I tend to like Epson printers, though some of the higher-end Canon printers are also highly regarded.
The newer Epson pigmented inks tend to clog less. However, if you find your inks do clog regularly, you can try one or both of the following:
- I used to keep a guitar humidifier tucked inside the printer. You have to add water to the small humidifier about once a week, possibly twice when central heating is on. I tucked it inside and out of the way, and though I could print with it in place, I recommend removing it while printing. You could also make your own by using a travel container for soap, punch holes in the top, and put a damp sponge inside.
- I wrote a small program that printed a page with a stripe of each color once each day. I believe these printers are designed for frequent use, and printing this page daily helped keep ink jets clear and working. When I did this, I only rarely had to run a cleaning cycle. You do waste some paper this way, but I re-used the paper, printing on both sides, and then used it as scrap paper. And then I recycled it.

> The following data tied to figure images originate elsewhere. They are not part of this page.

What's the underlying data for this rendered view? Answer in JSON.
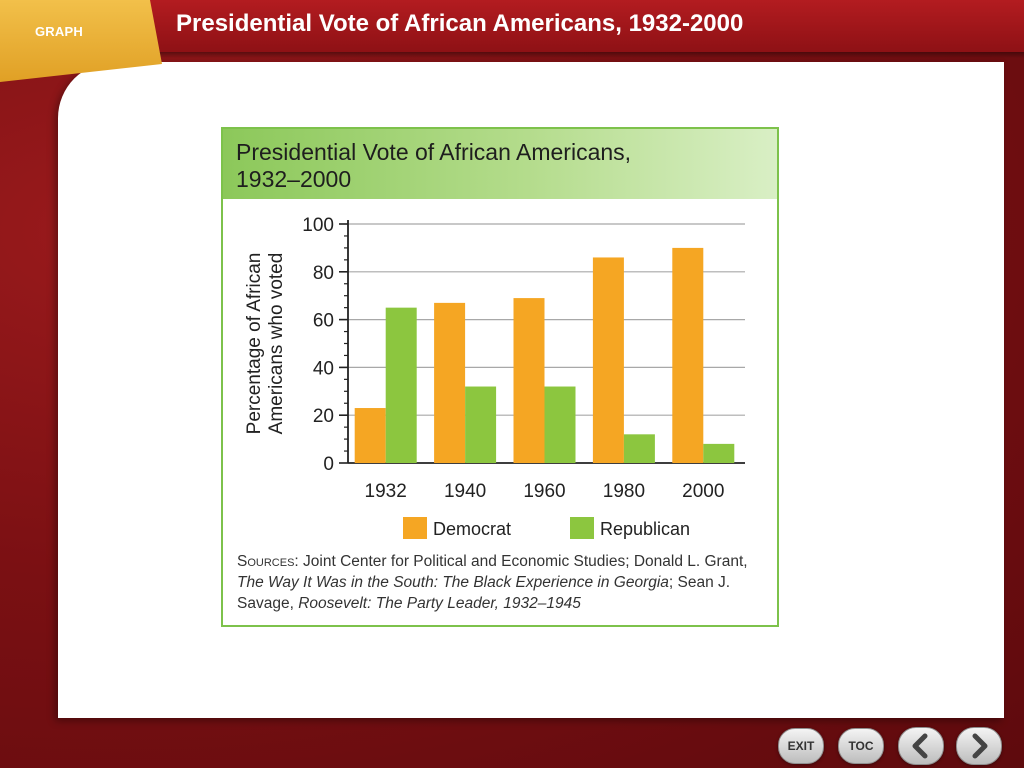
{
  "header": {
    "tab_label": "GRAPH",
    "title": "Presidential Vote of African Americans, 1932-2000"
  },
  "chart_data": {
    "type": "bar",
    "title": "Presidential Vote of African Americans, 1932–2000",
    "title_lines": [
      "Presidential Vote of African Americans,",
      "1932–2000"
    ],
    "ylabel_lines": [
      "Percentage of African",
      "Americans who voted"
    ],
    "categories": [
      "1932",
      "1940",
      "1960",
      "1980",
      "2000"
    ],
    "series": [
      {
        "name": "Democrat",
        "color": "#f5a623",
        "values": [
          23,
          67,
          69,
          86,
          90
        ]
      },
      {
        "name": "Republican",
        "color": "#8cc63f",
        "values": [
          65,
          32,
          32,
          12,
          8
        ]
      }
    ],
    "ylim": [
      0,
      100
    ],
    "yticks": [
      0,
      20,
      40,
      60,
      80,
      100
    ],
    "grid": true,
    "legend": "bottom"
  },
  "sources": {
    "label": "Sources",
    "part1": ": Joint Center for Political and Economic Studies; Donald L. Grant, ",
    "book1": "The Way It Was in the South: The Black Experience in Georgia",
    "part2": "; Sean J. Savage, ",
    "book2": "Roosevelt: The Party Leader, 1932–1945"
  },
  "nav": {
    "exit_label": "EXIT",
    "toc_label": "TOC",
    "prev_icon": "chevron-left-icon",
    "next_icon": "chevron-right-icon"
  }
}
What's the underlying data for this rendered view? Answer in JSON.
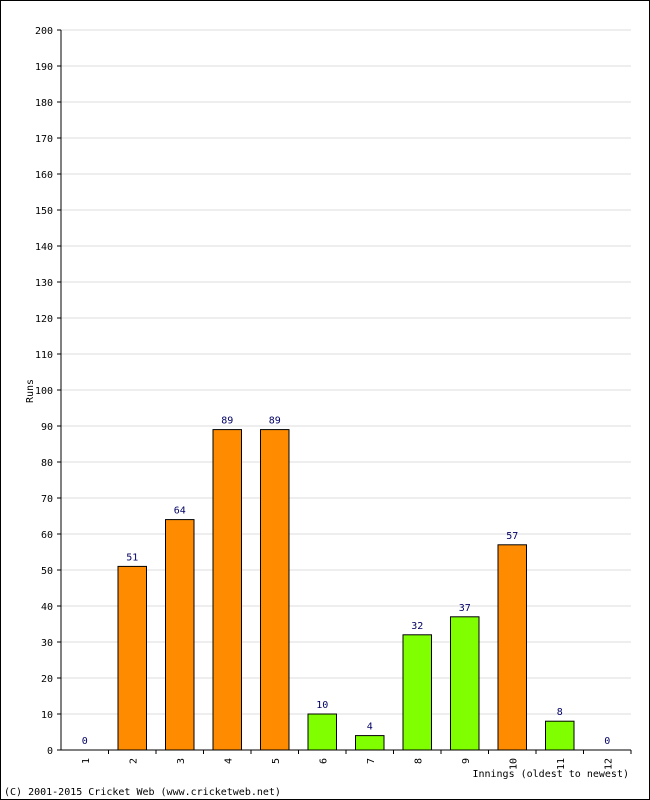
{
  "chart_data": {
    "type": "bar",
    "ylabel": "Runs",
    "xlabel": "Innings (oldest to newest)",
    "ylim": [
      0,
      200
    ],
    "y_ticks": [
      0,
      10,
      20,
      30,
      40,
      50,
      60,
      70,
      80,
      90,
      100,
      110,
      120,
      130,
      140,
      150,
      160,
      170,
      180,
      190,
      200
    ],
    "grid": true,
    "categories": [
      "1",
      "2",
      "3",
      "4",
      "5",
      "6",
      "7",
      "8",
      "9",
      "10",
      "11",
      "12"
    ],
    "values": [
      0,
      51,
      64,
      89,
      89,
      10,
      4,
      32,
      37,
      57,
      8,
      0
    ],
    "data_labels": [
      "0",
      "51",
      "64",
      "89",
      "89",
      "10",
      "4",
      "32",
      "37",
      "57",
      "8",
      "0"
    ],
    "bar_colors": [
      "#ff8c00",
      "#ff8c00",
      "#ff8c00",
      "#ff8c00",
      "#ff8c00",
      "#80ff00",
      "#80ff00",
      "#80ff00",
      "#80ff00",
      "#ff8c00",
      "#80ff00",
      "#80ff00"
    ]
  },
  "colors": {
    "orange": "#ff8c00",
    "green": "#80ff00",
    "bar_outline": "#000000",
    "grid": "#dddddd",
    "data_label": "#000066"
  },
  "footer": {
    "copyright": "(C) 2001-2015 Cricket Web (www.cricketweb.net)"
  }
}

I have a newer (used) Epson now, and it hardly ever clogs, and I don’t do anything to it.
Another major consideration is the size of paper the printer will take. Clearly this increases the price of the printer, but if you need to print larger prints, a printer that only handles 8.5 x 11(14) isn’t going to get the job done. Some people like printers that can use roll paper - that is how I got my new/used Epson (the owner needed to use roll paper, and this model doesn’t accept rolls). I print on sheets, so it doesn’t matter for me. Paper choice is a consideration for how the inks perform. I stick with Epson inks and paper. The paper isn’t cheap, so I always do a test print, at a lower res, on cheap paper first.
If you want archival, pigmented inks are the way to go.

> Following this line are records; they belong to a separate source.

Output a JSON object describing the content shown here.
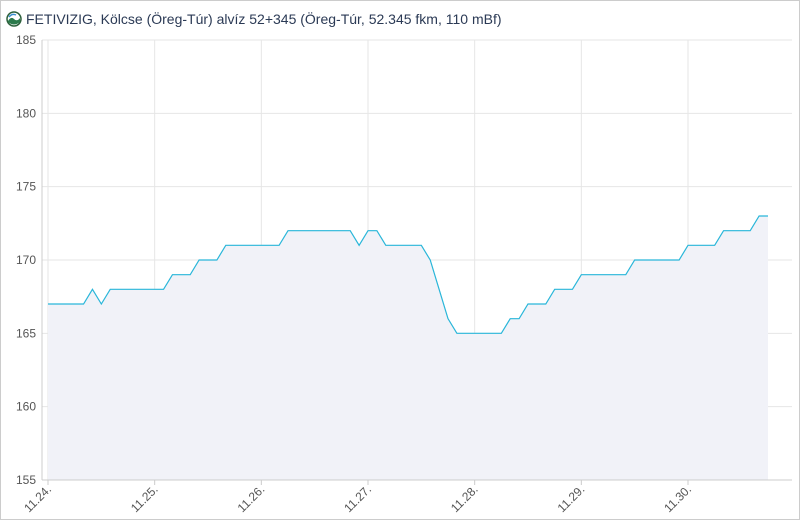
{
  "chart_data": {
    "type": "line",
    "title": "FETIVIZIG, Kölcse (Öreg-Túr) alvíz 52+345 (Öreg-Túr, 52.345 fkm, 110 mBf)",
    "categories": [
      "11.24.",
      null,
      null,
      null,
      null,
      null,
      null,
      null,
      null,
      null,
      null,
      null,
      "11.25.",
      null,
      null,
      null,
      null,
      null,
      null,
      null,
      null,
      null,
      null,
      null,
      "11.26.",
      null,
      null,
      null,
      null,
      null,
      null,
      null,
      null,
      null,
      null,
      null,
      "11.27.",
      null,
      null,
      null,
      null,
      null,
      null,
      null,
      null,
      null,
      null,
      null,
      "11.28.",
      null,
      null,
      null,
      null,
      null,
      null,
      null,
      null,
      null,
      null,
      null,
      "11.29.",
      null,
      null,
      null,
      null,
      null,
      null,
      null,
      null,
      null,
      null,
      null,
      "11.30.",
      null,
      null,
      null,
      null,
      null,
      null,
      null,
      null,
      null
    ],
    "values": [
      167,
      167,
      167,
      167,
      167,
      168,
      167,
      168,
      168,
      168,
      168,
      168,
      168,
      168,
      169,
      169,
      169,
      170,
      170,
      170,
      171,
      171,
      171,
      171,
      171,
      171,
      171,
      172,
      172,
      172,
      172,
      172,
      172,
      172,
      172,
      171,
      172,
      172,
      171,
      171,
      171,
      171,
      171,
      170,
      168,
      166,
      165,
      165,
      165,
      165,
      165,
      165,
      166,
      166,
      167,
      167,
      167,
      168,
      168,
      168,
      169,
      169,
      169,
      169,
      169,
      169,
      170,
      170,
      170,
      170,
      170,
      170,
      171,
      171,
      171,
      171,
      172,
      172,
      172,
      172,
      173,
      173
    ],
    "color": "#29b6d9",
    "ylim": [
      155,
      185
    ],
    "yticks": [
      155,
      160,
      165,
      170,
      175,
      180,
      185
    ],
    "grid": true
  }
}
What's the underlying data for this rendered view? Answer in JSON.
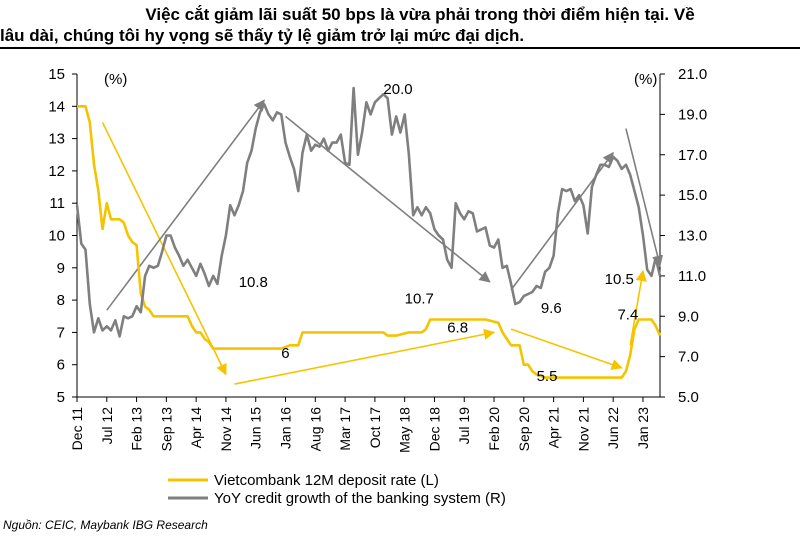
{
  "title": {
    "line1": "Việc cắt giảm lãi suất 50 bps là vừa phải trong thời điểm hiện tại. Về",
    "line2": "lâu dài, chúng tôi hy vọng sẽ thấy tỷ lệ giảm trở lại mức đại dịch."
  },
  "source": "Nguồn: CEIC, Maybank IBG Research",
  "colors": {
    "deposit": "#F5C400",
    "credit": "#7F7F7F",
    "arrow": "#7F7F7F"
  },
  "chart_data": {
    "type": "line",
    "x_tick_labels": [
      "Dec 11",
      "Jul 12",
      "Feb 13",
      "Sep 13",
      "Apr 14",
      "Nov 14",
      "Jun 15",
      "Jan 16",
      "Aug 16",
      "Mar 17",
      "Oct 17",
      "May 18",
      "Dec 18",
      "Jul 19",
      "Feb 20",
      "Sep 20",
      "Apr 21",
      "Nov 21",
      "Jun 22",
      "Jan 23"
    ],
    "x_range": [
      "Dec 11",
      "May 23"
    ],
    "y_left": {
      "unit": "(%)",
      "min": 5,
      "max": 15,
      "ticks": [
        "5",
        "6",
        "7",
        "8",
        "9",
        "10",
        "11",
        "12",
        "13",
        "14",
        "15"
      ]
    },
    "y_right": {
      "unit": "(%)",
      "min": 5,
      "max": 21,
      "ticks": [
        "5.0",
        "7.0",
        "9.0",
        "11.0",
        "13.0",
        "15.0",
        "17.0",
        "19.0",
        "21.0"
      ]
    },
    "grid": false,
    "legend_position": "bottom",
    "series": [
      {
        "name": "Vietcombank 12M deposit rate (L)",
        "axis": "left",
        "points": [
          [
            "2011-12",
            14.0
          ],
          [
            "2012-02",
            14.0
          ],
          [
            "2012-03",
            13.5
          ],
          [
            "2012-04",
            12.2
          ],
          [
            "2012-05",
            11.4
          ],
          [
            "2012-06",
            10.2
          ],
          [
            "2012-07",
            11.0
          ],
          [
            "2012-08",
            10.5
          ],
          [
            "2012-10",
            10.5
          ],
          [
            "2012-11",
            10.4
          ],
          [
            "2012-12",
            10.0
          ],
          [
            "2013-01",
            9.8
          ],
          [
            "2013-02",
            9.7
          ],
          [
            "2013-03",
            8.2
          ],
          [
            "2013-04",
            7.8
          ],
          [
            "2013-05",
            7.7
          ],
          [
            "2013-06",
            7.5
          ],
          [
            "2013-12",
            7.5
          ],
          [
            "2014-02",
            7.5
          ],
          [
            "2014-03",
            7.2
          ],
          [
            "2014-04",
            7.0
          ],
          [
            "2014-05",
            7.0
          ],
          [
            "2014-06",
            6.8
          ],
          [
            "2014-07",
            6.7
          ],
          [
            "2014-08",
            6.5
          ],
          [
            "2014-10",
            6.5
          ],
          [
            "2014-12",
            6.5
          ],
          [
            "2015-06",
            6.5
          ],
          [
            "2015-12",
            6.5
          ],
          [
            "2016-02",
            6.6
          ],
          [
            "2016-04",
            6.6
          ],
          [
            "2016-05",
            7.0
          ],
          [
            "2016-07",
            7.0
          ],
          [
            "2017-12",
            7.0
          ],
          [
            "2018-01",
            6.9
          ],
          [
            "2018-03",
            6.9
          ],
          [
            "2018-06",
            7.0
          ],
          [
            "2018-09",
            7.0
          ],
          [
            "2018-10",
            7.1
          ],
          [
            "2018-11",
            7.4
          ],
          [
            "2019-03",
            7.4
          ],
          [
            "2019-06",
            7.4
          ],
          [
            "2019-09",
            7.4
          ],
          [
            "2019-12",
            7.4
          ],
          [
            "2020-03",
            7.3
          ],
          [
            "2020-04",
            7.0
          ],
          [
            "2020-05",
            6.8
          ],
          [
            "2020-06",
            6.6
          ],
          [
            "2020-08",
            6.6
          ],
          [
            "2020-09",
            6.0
          ],
          [
            "2020-10",
            6.0
          ],
          [
            "2020-11",
            5.8
          ],
          [
            "2020-12",
            5.7
          ],
          [
            "2021-02",
            5.6
          ],
          [
            "2021-06",
            5.6
          ],
          [
            "2021-12",
            5.6
          ],
          [
            "2022-03",
            5.6
          ],
          [
            "2022-06",
            5.6
          ],
          [
            "2022-08",
            5.6
          ],
          [
            "2022-09",
            5.8
          ],
          [
            "2022-10",
            6.3
          ],
          [
            "2022-11",
            7.1
          ],
          [
            "2022-12",
            7.4
          ],
          [
            "2023-01",
            7.4
          ],
          [
            "2023-02",
            7.4
          ],
          [
            "2023-03",
            7.4
          ],
          [
            "2023-04",
            7.2
          ],
          [
            "2023-05",
            6.9
          ]
        ]
      },
      {
        "name": "YoY credit growth of the banking system (R)",
        "axis": "right",
        "points": [
          [
            "2011-12",
            14.5
          ],
          [
            "2012-01",
            12.6
          ],
          [
            "2012-02",
            12.3
          ],
          [
            "2012-03",
            9.6
          ],
          [
            "2012-04",
            8.2
          ],
          [
            "2012-05",
            8.9
          ],
          [
            "2012-06",
            8.3
          ],
          [
            "2012-07",
            8.5
          ],
          [
            "2012-08",
            8.3
          ],
          [
            "2012-09",
            8.8
          ],
          [
            "2012-10",
            8.0
          ],
          [
            "2012-11",
            9.0
          ],
          [
            "2012-12",
            8.9
          ],
          [
            "2013-01",
            9.0
          ],
          [
            "2013-02",
            9.5
          ],
          [
            "2013-03",
            9.2
          ],
          [
            "2013-04",
            11.0
          ],
          [
            "2013-05",
            11.5
          ],
          [
            "2013-06",
            11.4
          ],
          [
            "2013-07",
            11.5
          ],
          [
            "2013-08",
            12.2
          ],
          [
            "2013-09",
            13.0
          ],
          [
            "2013-10",
            13.0
          ],
          [
            "2013-11",
            12.4
          ],
          [
            "2013-12",
            12.0
          ],
          [
            "2014-01",
            11.5
          ],
          [
            "2014-02",
            11.8
          ],
          [
            "2014-03",
            11.4
          ],
          [
            "2014-04",
            11.0
          ],
          [
            "2014-05",
            11.6
          ],
          [
            "2014-06",
            11.1
          ],
          [
            "2014-07",
            10.5
          ],
          [
            "2014-08",
            11.0
          ],
          [
            "2014-09",
            10.6
          ],
          [
            "2014-10",
            12.0
          ],
          [
            "2014-11",
            13.0
          ],
          [
            "2014-12",
            14.5
          ],
          [
            "2015-01",
            14.0
          ],
          [
            "2015-02",
            14.5
          ],
          [
            "2015-03",
            15.2
          ],
          [
            "2015-04",
            16.6
          ],
          [
            "2015-05",
            17.2
          ],
          [
            "2015-06",
            18.3
          ],
          [
            "2015-07",
            19.1
          ],
          [
            "2015-08",
            19.5
          ],
          [
            "2015-09",
            19.0
          ],
          [
            "2015-10",
            18.7
          ],
          [
            "2015-11",
            19.1
          ],
          [
            "2015-12",
            19.0
          ],
          [
            "2016-01",
            17.6
          ],
          [
            "2016-02",
            16.9
          ],
          [
            "2016-03",
            16.3
          ],
          [
            "2016-04",
            15.2
          ],
          [
            "2016-05",
            17.1
          ],
          [
            "2016-06",
            18.0
          ],
          [
            "2016-07",
            17.2
          ],
          [
            "2016-08",
            17.5
          ],
          [
            "2016-09",
            17.4
          ],
          [
            "2016-10",
            17.8
          ],
          [
            "2016-11",
            17.2
          ],
          [
            "2016-12",
            17.6
          ],
          [
            "2017-01",
            17.6
          ],
          [
            "2017-02",
            18.0
          ],
          [
            "2017-03",
            16.6
          ],
          [
            "2017-04",
            16.5
          ],
          [
            "2017-05",
            20.3
          ],
          [
            "2017-06",
            17.0
          ],
          [
            "2017-07",
            18.1
          ],
          [
            "2017-08",
            19.6
          ],
          [
            "2017-09",
            19.0
          ],
          [
            "2017-10",
            19.6
          ],
          [
            "2017-11",
            19.8
          ],
          [
            "2017-12",
            20.0
          ],
          [
            "2018-01",
            19.8
          ],
          [
            "2018-02",
            18.0
          ],
          [
            "2018-03",
            18.9
          ],
          [
            "2018-04",
            18.1
          ],
          [
            "2018-05",
            19.0
          ],
          [
            "2018-06",
            17.0
          ],
          [
            "2018-07",
            14.0
          ],
          [
            "2018-08",
            14.4
          ],
          [
            "2018-09",
            14.0
          ],
          [
            "2018-10",
            14.4
          ],
          [
            "2018-11",
            14.1
          ],
          [
            "2018-12",
            13.3
          ],
          [
            "2019-01",
            13.0
          ],
          [
            "2019-02",
            12.8
          ],
          [
            "2019-03",
            11.8
          ],
          [
            "2019-04",
            11.4
          ],
          [
            "2019-05",
            14.6
          ],
          [
            "2019-06",
            14.1
          ],
          [
            "2019-07",
            13.8
          ],
          [
            "2019-08",
            14.2
          ],
          [
            "2019-09",
            14.1
          ],
          [
            "2019-10",
            13.2
          ],
          [
            "2019-11",
            13.3
          ],
          [
            "2019-12",
            13.4
          ],
          [
            "2020-01",
            12.5
          ],
          [
            "2020-02",
            12.4
          ],
          [
            "2020-03",
            12.8
          ],
          [
            "2020-04",
            11.4
          ],
          [
            "2020-05",
            11.5
          ],
          [
            "2020-06",
            10.6
          ],
          [
            "2020-07",
            9.6
          ],
          [
            "2020-08",
            9.7
          ],
          [
            "2020-09",
            10.0
          ],
          [
            "2020-10",
            10.1
          ],
          [
            "2020-11",
            10.2
          ],
          [
            "2020-12",
            10.5
          ],
          [
            "2021-01",
            10.4
          ],
          [
            "2021-02",
            11.2
          ],
          [
            "2021-03",
            11.4
          ],
          [
            "2021-04",
            12.0
          ],
          [
            "2021-05",
            14.1
          ],
          [
            "2021-06",
            15.3
          ],
          [
            "2021-07",
            15.2
          ],
          [
            "2021-08",
            15.3
          ],
          [
            "2021-09",
            14.7
          ],
          [
            "2021-10",
            15.0
          ],
          [
            "2021-11",
            14.5
          ],
          [
            "2021-12",
            13.1
          ],
          [
            "2022-01",
            15.4
          ],
          [
            "2022-02",
            16.0
          ],
          [
            "2022-03",
            16.5
          ],
          [
            "2022-04",
            16.5
          ],
          [
            "2022-05",
            16.4
          ],
          [
            "2022-06",
            16.9
          ],
          [
            "2022-07",
            16.7
          ],
          [
            "2022-08",
            16.3
          ],
          [
            "2022-09",
            16.5
          ],
          [
            "2022-10",
            16.0
          ],
          [
            "2022-11",
            15.2
          ],
          [
            "2022-12",
            14.4
          ],
          [
            "2023-01",
            13.0
          ],
          [
            "2023-02",
            11.3
          ],
          [
            "2023-03",
            11.0
          ],
          [
            "2023-04",
            11.9
          ],
          [
            "2023-05",
            11.0
          ]
        ]
      }
    ],
    "annotations": [
      {
        "text": "20.0",
        "x": "2017-12",
        "y": 20.0,
        "axis": "right"
      },
      {
        "text": "10.8",
        "x": "2015-02",
        "y": 8.4,
        "axis": "left"
      },
      {
        "text": "10.7",
        "x": "2018-05",
        "y": 7.9,
        "axis": "left"
      },
      {
        "text": "9.6",
        "x": "2021-01",
        "y": 7.6,
        "axis": "left"
      },
      {
        "text": "10.5",
        "x": "2022-04",
        "y": 8.5,
        "axis": "left"
      },
      {
        "text": "6",
        "x": "2015-12",
        "y": 6.2,
        "axis": "left"
      },
      {
        "text": "6.8",
        "x": "2019-03",
        "y": 7.0,
        "axis": "left"
      },
      {
        "text": "5.5",
        "x": "2020-12",
        "y": 5.5,
        "axis": "left"
      },
      {
        "text": "7.4",
        "x": "2022-07",
        "y": 7.4,
        "axis": "left"
      }
    ],
    "trend_arrows": [
      {
        "series": "deposit",
        "from": [
          "2012-06",
          13.5
        ],
        "to": [
          "2014-11",
          5.7
        ],
        "axis": "left"
      },
      {
        "series": "deposit",
        "from": [
          "2015-01",
          5.4
        ],
        "to": [
          "2020-02",
          7.0
        ],
        "axis": "left"
      },
      {
        "series": "deposit",
        "from": [
          "2020-06",
          7.1
        ],
        "to": [
          "2022-08",
          5.9
        ],
        "axis": "left"
      },
      {
        "series": "deposit",
        "from": [
          "2022-10",
          6.6
        ],
        "to": [
          "2023-01",
          8.9
        ],
        "axis": "left"
      },
      {
        "series": "credit",
        "from": [
          "2012-07",
          9.3
        ],
        "to": [
          "2015-08",
          19.7
        ],
        "axis": "right"
      },
      {
        "series": "credit",
        "from": [
          "2016-01",
          18.9
        ],
        "to": [
          "2020-01",
          10.7
        ],
        "axis": "right"
      },
      {
        "series": "credit",
        "from": [
          "2020-06",
          10.3
        ],
        "to": [
          "2022-06",
          17.1
        ],
        "axis": "right"
      },
      {
        "series": "credit",
        "from": [
          "2022-09",
          18.3
        ],
        "to": [
          "2023-05",
          11.5
        ],
        "axis": "right"
      }
    ]
  }
}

I also recommend that you familiarize yourself with basic color management and that you calibrate your equipment. This can entail do-it-yourself or you can use color calibration hardware/software. Everyone I know that has worked professionally and has used the (expensive) hardware/software solutions ends up going back to do-it-yourself. I spent an afternoon with my new printer, and have got calibrated spot on. You might try REAL WORLD PRINT PRODUCTION as a reference.
Best of luck, Marla.
I'm considering purchase of an archival quality printer for producing prints of my art and photography work.
One recent online source (not affiliated with any printer company) recommends either:
- Epson SureColor P600 (uses pigment inks; higher end, in the $700 range), or
- Canon Pixma Pro-100 (uses dye inks; lower-mid range, the $300 range).
I am aware that the bigger, longer-term expense is the ink cartridges, plus the obligatory hassle of keeping the machine in regular use to avoid clogging.
I invite opinions on your experiences. Thank you!
Happy and creative wishes to all for 2016!